Customs – Re-export of goods
HMRC have issued a new ‘Customs information paper’ following the publication of a recent ECJ decision. The ECJ heard two joined cases from UK businesses concerning the incorrect use of Customs Procedure Codes (CPC) on the re-export of goods which had been originally imported into the UK under the duty suspension regime.
When the goods were re-exported an incorrect CPC was used (10 00 instead of 31 51). HMRC took the view that the use of an incorrect CPC gave rise to a duty debt. HMRC would not then agree to requests from the businesses concerned to revise the declarations. The businesses appeared to have acted in good faith and were not obviously negligent.
The ECJ ultimately ruled that traders are permitted to revise the export declarations provided that HMRC is satisfied that the objectives of the customs procedure have not been threatened. This mainly relates to being able to verify that the goods have been re-exported and that appropriate measures can be taken to regularise the use of incorrect CPC code.

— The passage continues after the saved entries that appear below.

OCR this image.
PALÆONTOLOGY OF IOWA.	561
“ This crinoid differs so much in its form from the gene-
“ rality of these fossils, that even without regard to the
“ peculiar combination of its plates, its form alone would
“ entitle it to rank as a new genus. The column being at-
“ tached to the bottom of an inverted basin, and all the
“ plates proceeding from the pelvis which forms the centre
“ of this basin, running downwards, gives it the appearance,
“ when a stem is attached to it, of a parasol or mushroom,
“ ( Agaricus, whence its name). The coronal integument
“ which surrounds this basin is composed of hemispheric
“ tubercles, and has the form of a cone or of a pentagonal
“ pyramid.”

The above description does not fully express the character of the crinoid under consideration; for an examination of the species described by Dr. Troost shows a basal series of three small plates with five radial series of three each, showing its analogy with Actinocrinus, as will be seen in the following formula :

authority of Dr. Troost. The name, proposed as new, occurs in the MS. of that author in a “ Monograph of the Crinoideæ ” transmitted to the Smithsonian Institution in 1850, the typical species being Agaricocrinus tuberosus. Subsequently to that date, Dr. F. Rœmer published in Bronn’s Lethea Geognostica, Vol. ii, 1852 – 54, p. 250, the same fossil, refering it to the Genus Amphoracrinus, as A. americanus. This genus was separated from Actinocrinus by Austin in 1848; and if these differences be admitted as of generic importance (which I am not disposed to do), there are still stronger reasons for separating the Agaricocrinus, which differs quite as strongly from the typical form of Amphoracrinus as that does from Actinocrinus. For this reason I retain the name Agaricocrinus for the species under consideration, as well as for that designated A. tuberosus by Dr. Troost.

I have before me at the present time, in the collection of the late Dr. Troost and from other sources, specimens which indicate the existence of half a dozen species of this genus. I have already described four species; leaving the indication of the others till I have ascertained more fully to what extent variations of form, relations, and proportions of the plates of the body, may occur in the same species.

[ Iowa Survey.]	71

HMRC now intends to review cases where businesses have:
- Submitted a protective claim under Articles 236/239 of the Customs Code
- Lodged an appeal with the VAT & Duties Tribunal and had that appeal stood behind the lead cases
HMRC will not review any claims by businesses that had customs debts prior to 14 January 2007 in circumstances where no protective claims were submitted or where an appeal was not stood behind the lead cases. HMRC will consider reviewing claims from this time period if it can be established that unforeseen circumstances or force majeure applied.